MES IMPRESSIONS : Ce livre m'a vraiment passionnée surtout que je n'ai jamais rien lu de George Orwell. J'ignorai tout de leur vie conjugale délicate en raison des conditions historiques de l'époque qui n'ont pas facilité leur union, de la pauvreté dans laquelle ils vivaient et les santés fragiles de l'un et l'autre. 
Eileen a de gros problèmes féminins d'hémorragie (on suppose une endométriose) qui l'entraînent jusqu'à la mort et lui une tuberculose non avouée et mal soignée qui a miné son quotidien. Lui a une envie irrépressible d'écrire à tout prix mais il a besoin de calme et de temps et elle aimerait bien travailler voire écrire aussi mais elle n'en a guère le temps car elle doit accompagner son époux dans les tâches de maison des plus exécrables allant jusqu'à déboucher les toilettes. La condition féminine est mise à rude épreuve mais on est dans la première partie du XXème siècle et on en parle peu. Eileen va travailler aussi pour assurer leur train de vie et même risquer sa vie dans des emplois tournés vers la propagande politique en Espagne.

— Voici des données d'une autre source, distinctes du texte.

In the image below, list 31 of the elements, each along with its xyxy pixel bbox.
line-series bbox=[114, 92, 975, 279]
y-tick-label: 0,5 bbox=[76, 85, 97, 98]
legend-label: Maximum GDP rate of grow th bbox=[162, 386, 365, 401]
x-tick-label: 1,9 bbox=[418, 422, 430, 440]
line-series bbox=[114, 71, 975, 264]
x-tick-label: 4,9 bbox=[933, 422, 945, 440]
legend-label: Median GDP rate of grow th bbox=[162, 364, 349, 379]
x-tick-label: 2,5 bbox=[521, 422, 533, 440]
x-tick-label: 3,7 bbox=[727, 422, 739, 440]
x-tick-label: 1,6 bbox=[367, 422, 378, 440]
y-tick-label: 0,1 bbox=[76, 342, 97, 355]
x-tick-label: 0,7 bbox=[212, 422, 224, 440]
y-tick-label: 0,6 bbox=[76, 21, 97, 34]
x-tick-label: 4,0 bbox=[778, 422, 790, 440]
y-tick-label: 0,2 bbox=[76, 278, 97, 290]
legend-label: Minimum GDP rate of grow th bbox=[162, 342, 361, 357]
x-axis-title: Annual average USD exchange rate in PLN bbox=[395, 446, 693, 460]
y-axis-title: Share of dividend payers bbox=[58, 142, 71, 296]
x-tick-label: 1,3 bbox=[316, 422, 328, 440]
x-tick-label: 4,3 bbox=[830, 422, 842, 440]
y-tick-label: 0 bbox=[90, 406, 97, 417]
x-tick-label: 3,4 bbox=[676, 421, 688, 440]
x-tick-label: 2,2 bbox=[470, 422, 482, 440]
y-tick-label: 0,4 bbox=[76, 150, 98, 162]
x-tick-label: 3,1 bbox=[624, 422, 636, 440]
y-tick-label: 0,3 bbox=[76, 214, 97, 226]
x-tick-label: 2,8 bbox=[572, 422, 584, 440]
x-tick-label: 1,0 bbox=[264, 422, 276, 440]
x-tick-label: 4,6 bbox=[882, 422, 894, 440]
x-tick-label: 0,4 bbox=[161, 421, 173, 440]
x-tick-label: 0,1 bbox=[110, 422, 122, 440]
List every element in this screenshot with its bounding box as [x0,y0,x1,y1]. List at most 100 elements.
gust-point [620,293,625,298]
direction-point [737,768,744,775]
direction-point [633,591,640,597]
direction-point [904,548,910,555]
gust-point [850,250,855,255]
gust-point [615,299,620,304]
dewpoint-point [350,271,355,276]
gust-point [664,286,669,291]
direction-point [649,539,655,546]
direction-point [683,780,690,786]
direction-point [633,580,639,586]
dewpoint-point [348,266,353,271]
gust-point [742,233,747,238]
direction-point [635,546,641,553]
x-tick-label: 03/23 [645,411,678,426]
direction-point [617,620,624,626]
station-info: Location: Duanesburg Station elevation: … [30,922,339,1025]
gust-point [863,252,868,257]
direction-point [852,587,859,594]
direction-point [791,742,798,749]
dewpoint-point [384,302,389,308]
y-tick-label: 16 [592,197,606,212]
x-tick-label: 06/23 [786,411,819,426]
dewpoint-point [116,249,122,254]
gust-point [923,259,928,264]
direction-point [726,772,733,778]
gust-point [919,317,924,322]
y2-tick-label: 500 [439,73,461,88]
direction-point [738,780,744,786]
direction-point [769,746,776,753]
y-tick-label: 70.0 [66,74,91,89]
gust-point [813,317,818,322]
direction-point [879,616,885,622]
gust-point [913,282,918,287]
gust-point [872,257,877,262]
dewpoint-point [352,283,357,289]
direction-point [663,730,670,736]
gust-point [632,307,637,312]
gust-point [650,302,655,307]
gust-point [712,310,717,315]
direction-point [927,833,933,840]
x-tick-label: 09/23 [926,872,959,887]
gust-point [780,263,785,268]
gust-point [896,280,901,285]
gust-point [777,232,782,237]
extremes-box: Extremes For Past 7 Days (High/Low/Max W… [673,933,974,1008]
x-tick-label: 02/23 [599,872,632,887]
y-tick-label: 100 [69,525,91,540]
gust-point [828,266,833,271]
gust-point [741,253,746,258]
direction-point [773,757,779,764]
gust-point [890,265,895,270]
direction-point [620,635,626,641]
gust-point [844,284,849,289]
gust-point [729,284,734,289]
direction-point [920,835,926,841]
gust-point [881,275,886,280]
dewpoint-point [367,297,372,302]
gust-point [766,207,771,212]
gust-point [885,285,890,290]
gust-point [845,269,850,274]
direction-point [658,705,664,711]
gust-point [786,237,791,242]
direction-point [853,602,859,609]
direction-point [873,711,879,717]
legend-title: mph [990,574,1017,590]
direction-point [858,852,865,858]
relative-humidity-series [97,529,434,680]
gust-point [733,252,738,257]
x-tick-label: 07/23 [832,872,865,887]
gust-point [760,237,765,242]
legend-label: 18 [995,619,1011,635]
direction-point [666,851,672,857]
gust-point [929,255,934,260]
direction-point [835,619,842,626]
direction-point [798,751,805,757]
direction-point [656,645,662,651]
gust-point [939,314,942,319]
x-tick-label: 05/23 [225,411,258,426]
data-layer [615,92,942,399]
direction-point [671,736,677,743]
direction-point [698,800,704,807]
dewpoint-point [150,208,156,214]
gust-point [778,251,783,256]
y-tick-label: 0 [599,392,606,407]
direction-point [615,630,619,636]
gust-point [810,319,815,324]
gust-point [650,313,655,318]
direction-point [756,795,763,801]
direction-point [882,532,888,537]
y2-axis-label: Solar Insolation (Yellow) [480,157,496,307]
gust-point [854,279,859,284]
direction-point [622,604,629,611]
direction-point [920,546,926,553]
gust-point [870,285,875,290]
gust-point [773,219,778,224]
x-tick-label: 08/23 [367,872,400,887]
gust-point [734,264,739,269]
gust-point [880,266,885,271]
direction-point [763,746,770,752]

Ils ont tous les deux été menacés politiquement. Ce qui est original dans le livre d'Anna Funder, c'est que son livre narre 2 histoires imbriquées, la sienne et celle d'Eileen. Elle veut faire passer un message pour les lecteurs. Et malgré des décennies qui les séparent, les similitudes sont troublantes. Ce qui interpelle c'est à la fois les sacrifices des femmes et la lutte pour leurs reconnaissances à exister. Anna Funder s'interroge sur l'évolution ou non de la condition féminine. Ce que j'ai pu noter c'est que par son livre on découvre quand même beaucoup de choses sur George Orwell et que finalement il n'aurait pas pu éditer si sa femme n'avait pas été là. Elle est bienveillante face à un mari qui l'aimait à sa façon mais qui la trompait à tous les coins de rue. Quand elle meurt avant lui, il n'a plus d'inspiration et il devra trouver une seconde épouse pour réaliser son livre "1984". Eileen a collaboré de très près à la publication de "La ferme des animaux" en partageant la rédaction et les corrections de ce livre avec son mari car elle avait une grande complicité intellectuelle avec lui. Ce livre est un bel exemple sur la vie de couple et la condition féminine de l'époque.